“Who Will Stop Hillary?” expectorates a cover story in TIME magazine, while the Clinton News
Network (CNN) is calling Hillary Clinton the “new superstar” of the Democratic party
who will "save" it after its blistering defeat all over the country yesterday, losing the U.S.
Senate and many governorships. CNN slobbered presumptuously
“Look no further than Hillary Clinton's travel schedule over
the past two months to see how popular she is with Democratic lawmakers and
base voters. It was a path her husband, the political iron man, started blazing
earlier in the year -- crisscrossing the country as the "go-to"
surrogate. The Clintons went where the President could not, did not and was not
welcomed. Together, the Clintons participated in more than 100 campaign events.
Yet, even they couldn't save Democrats on a night that went big for
Republicans. Today, we enter a new election cycle and Hillary Clinton is the
frontrunner for the Democratic presidential nomination. If she runs, Clinton
will become the new political head of the party, as the President bears down
and focuses on his final two years in office.”

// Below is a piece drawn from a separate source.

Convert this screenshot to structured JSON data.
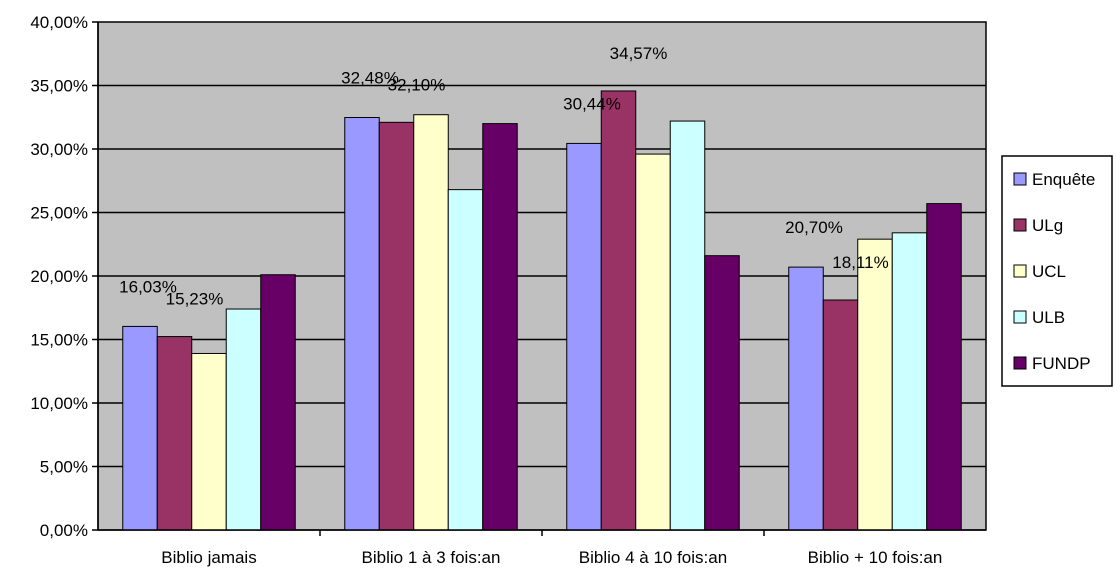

Well, as Republicans, cynics and realists might point out,
Clinton’s presence was once more less about her “influence” than her so-called
“rock star” status. Allegedly 83 percent of Democrats think she will be a
“good” president; that was not much different than in 2006. The problem then was
that what people say and what they do are often two entirely different things.
Of course they are going to say that she will be a “good” president—what else
are they going to say? They don’t want to be accused of being sexist. The
crowds before election day came out to see her show—not to follow her “advice”
and voted for Democratic candidates. Or was she actually just “campaigning” for
herself? I wouldn’t put it past someone as obsessed with self as Clinton.
But it should be troubling to Democrats and Clinton’s media
partisans that one of every six Democratic voters believe that she will not be a good president (I am one of
them). Both the Clintons are arrogant, conceited people, but at least the male
half concealed it well with the common touch, which the female half does not
have. Of course, Bill and Hillary have two entirely different backgrounds and
personalities; and while the cheap attacks contained in anti-Clinton literature
like the American Conservative Union’s
“What America Should Know“ about Hillary is just a rehash of what can be dug up
in any politician’s closet, it is instructive of how many opportunities for
dirt-digging the Clintons have given Republicans that can be tied to Hillary.
But a greater problem is that one senses with Hillary
Clinton that once the adulation stops, a fit of indignant paroxysm is ready at
the boil, with an unhealthy dollop of ill-timed sarcasm to bring a halt to any
“expectation” of forward movement. It also should be pointed out—as
demonstrated during the 2008 primaries—that Clinton’s mind can go wandering off
in all kinds of bizarre directions when under pressure. Who do you trust to
take that late call? Someone who make strange insinuations about the RFK
assassination, or who appeals to the racial paranoia of white voters?
It is clear that Clinton’s is hyped not so much for her so-called
“experience”—Republicans and any Democratic challenger can do much more than
merely point to her featherweight record as Secretary of State—but to advance a
gender agenda. But as in 2008, people are not going to be so willing to concede
to the media their “anointment” of Clinton; even if Clinton does decide to
enter the presidential race, a significant portion of the Democratic base will
still be looking for an alternative. CNN and TIME show great contempt for voters if they think they can force
feed something into them that they don’t really want.
This isn’t to say that Clinton can’t win a presidential
election if nominated; if Republicans in Congress “rule” too ineffectually,
voters might vote for Clinton solely because they want to feel “good” about
actually voting for something “meaningful.” If the Republicans do maintain
control of Congress, things may remain in stasis; on the other hand,
Republicans may fear alienating the female voting base by appearing “sexist.”
Certainly the media never called out
the Republicans for making barely concealed racial appeals to their base
against Obama.
On the other hand, if this past election means anything, the
white female vote—which was barely greater for Obama than the white male vote
in 2012—is not as “progressive” as the media claims. They may vote for Clinton
purely as a gender politics issue, but a sizable majority of them are as
red-right Republican or right-leaning as their male counterparts. We have seen
as much by CNN’s giving Obama’s enemies as much “fair” time as possible; its
hyping of Clinton is clearly a personal agenda, rather than supportive of a
progressive one. I have no “faith” in white female voters—other than their
being easily influenced by the politics of fear and paranoia. This past
election proved that beyond a shadow of a doubt.